Kyle and I rode our bikes to play tennis that afternoon and then stopped at the park on the way home.
And then…we made a very bold move…and got out the Christmas decor! You guys, our tree is up, the stockings are hung, the countdown (36, as of yesterday) is ON.
DINNER. OMG this salad. I’m going to write down what it had so we can all remake this 100 more times this season, okay?
Winter Salad [serves 2-4]
- 4-6 cups greens (I used a mix of spinach, kale, cabbage, radicchio, and shaved Brussels sprouts)
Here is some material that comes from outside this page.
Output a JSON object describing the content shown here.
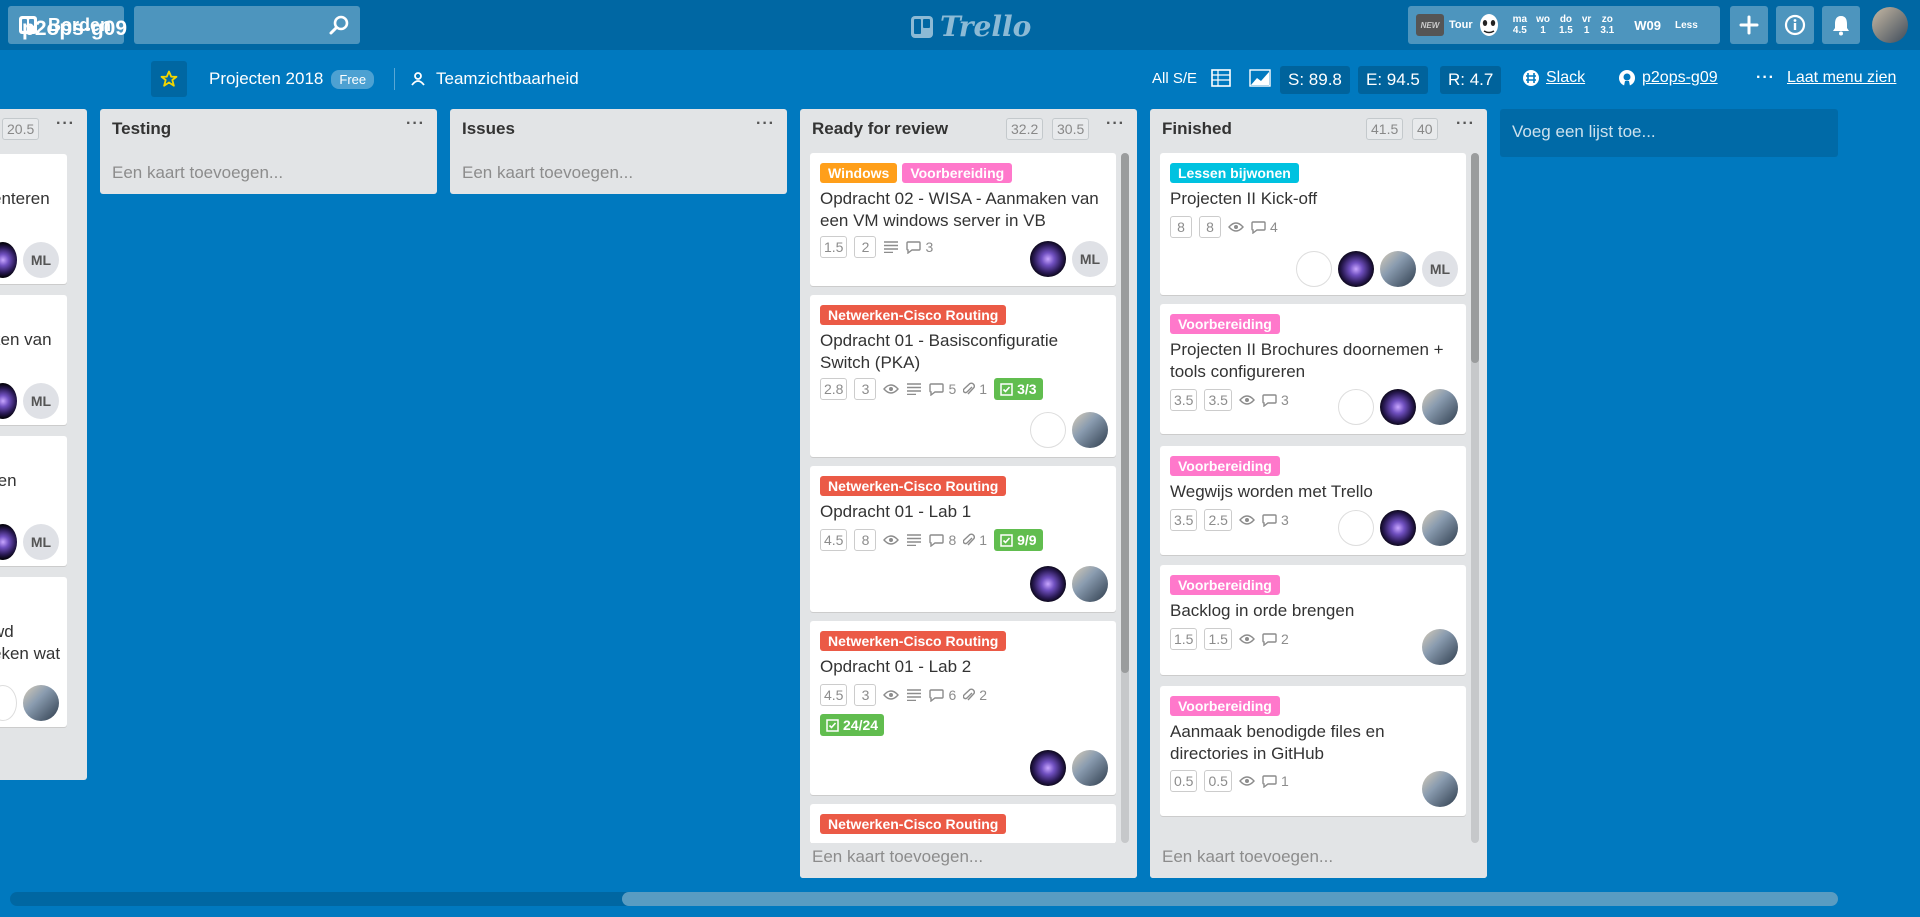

- 1 butternut squash, cubed and roasted*
- 2 cups chicken, diced (~1 1/2 breasts)
- 1 cup pecans, roasted
- 1/2 cup dried cranberries
- 1/2 cup goat chevre, crumbled
- champagne vinaigrette [see below]
- salt and pepper (to taste)
- 1/3 cup olive oil
- 2 tbsp champagne vinegar
- 1 tsp dijon mustard
- 1 tsp lemon juice
- salt and pepper
Whisk together until emulsified.
*First roast the squash. Pre heat the oven to 375. Toss squash in olive oil until well coated, add salt, and spread onto a baking sheet. Roast for ~35 minutes. Broil for the last minute or two if you want extra bronzed pieces.
If you don’t have already baked chicken on hand, you can bake this with the squash. Depending on the size and thickness it may need more or less time though.
While the squash is roasting, make the vinaigrette in a large serving bowl. Add the greens and toss (do this early if you are using cruciferous greens like kale and brussels).
Once the squash is done, pour pecans onto a baking sheet and toast them in the already hot (broil setting) oven. Keep your eyes on them because they will burn. They only need a few minutes!
Add the squash to the greens, toss again, and then add the rest of the ingredients (diced chicken, nuts, cranberries, and cheese).
This salad is bomb.
I could eat it alllllll day.
I imagine any squash (or sweet potato!?) would do.
Likewise, any roasted nut or seed could stand in for the pecans.
It’s pretty versatile, although this was definitely on the money as. is.
This sweetheart spent all his quiet time that night listening to the Nutcracker while lying next to his Nutcracker. Christmas…full steam ahead.